La sera stessa evitai di raccontare ad Anna quanto accaduto nel pomeriggio, le accennai solo dell’invito di Patrizia per la serata di sabato, senza celare del tutto la mia perplessità e incertezza sul presenziare o meno all’incontro. Lei fu invece molto entusiasta, dicendo che le sembrava un’ottima idea, vista la piacevole serata della settimana precedente e dato che ormai frequentavamo di rado amici e parenti.

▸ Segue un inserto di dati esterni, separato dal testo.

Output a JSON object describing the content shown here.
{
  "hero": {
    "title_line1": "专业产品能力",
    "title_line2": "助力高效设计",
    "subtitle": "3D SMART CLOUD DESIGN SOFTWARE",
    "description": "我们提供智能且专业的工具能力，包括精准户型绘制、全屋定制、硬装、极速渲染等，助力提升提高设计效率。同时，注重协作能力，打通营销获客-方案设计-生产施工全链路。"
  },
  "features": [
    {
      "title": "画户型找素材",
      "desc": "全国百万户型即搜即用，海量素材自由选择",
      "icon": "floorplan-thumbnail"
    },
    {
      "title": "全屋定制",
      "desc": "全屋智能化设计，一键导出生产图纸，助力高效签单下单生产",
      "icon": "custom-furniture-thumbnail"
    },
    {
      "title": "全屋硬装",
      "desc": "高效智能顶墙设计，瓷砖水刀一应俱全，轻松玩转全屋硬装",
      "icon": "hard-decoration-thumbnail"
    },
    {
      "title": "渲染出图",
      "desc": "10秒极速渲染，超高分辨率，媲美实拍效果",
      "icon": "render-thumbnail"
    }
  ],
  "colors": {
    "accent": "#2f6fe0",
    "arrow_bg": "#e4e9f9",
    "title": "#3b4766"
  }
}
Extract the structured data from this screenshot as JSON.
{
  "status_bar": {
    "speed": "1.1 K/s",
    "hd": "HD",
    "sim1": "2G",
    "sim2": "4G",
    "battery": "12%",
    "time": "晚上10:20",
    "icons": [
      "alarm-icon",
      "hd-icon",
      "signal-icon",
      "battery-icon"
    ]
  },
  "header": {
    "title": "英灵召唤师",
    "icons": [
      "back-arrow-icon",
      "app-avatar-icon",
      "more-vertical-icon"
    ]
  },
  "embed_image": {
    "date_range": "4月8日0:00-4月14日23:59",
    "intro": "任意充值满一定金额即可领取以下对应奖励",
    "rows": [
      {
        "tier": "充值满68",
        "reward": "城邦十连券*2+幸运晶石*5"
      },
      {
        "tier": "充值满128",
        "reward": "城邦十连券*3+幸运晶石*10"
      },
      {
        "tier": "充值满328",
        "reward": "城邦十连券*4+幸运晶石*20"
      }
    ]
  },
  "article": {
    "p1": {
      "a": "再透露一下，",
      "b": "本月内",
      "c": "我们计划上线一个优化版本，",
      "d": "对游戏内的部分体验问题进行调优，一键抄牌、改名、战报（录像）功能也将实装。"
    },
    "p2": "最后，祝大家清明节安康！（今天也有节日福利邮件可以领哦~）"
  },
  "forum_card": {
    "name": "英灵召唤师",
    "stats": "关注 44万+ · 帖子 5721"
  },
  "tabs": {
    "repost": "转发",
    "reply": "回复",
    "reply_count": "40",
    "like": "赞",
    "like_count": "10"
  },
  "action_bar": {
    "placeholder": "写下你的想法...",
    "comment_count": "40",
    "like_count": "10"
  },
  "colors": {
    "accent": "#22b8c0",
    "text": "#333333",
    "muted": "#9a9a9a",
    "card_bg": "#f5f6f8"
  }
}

Covai quello strano senso di perplessità sino a sabato arrivando addirittura, nel tardo pomeriggio, ad inscenare un vago mal di testa nel tentativo di indurre Anna a rinunciare. Lei però, che aveva passato tutto il giorno a preparare con cura “finger food” da servire per l’aperitivo, era radiosa in volto come non mai e dopo essersi fatta ancor più bella indossando uno dei suoi cortissimi vestitini rossi a tubino (il rosso è sempre stato il suo colore preferito), cercò in tutti i modi di tirarmi su di morale convincendomi che una bella cena in compagnia sarebbe stata un toccasana per il mio mal di testa.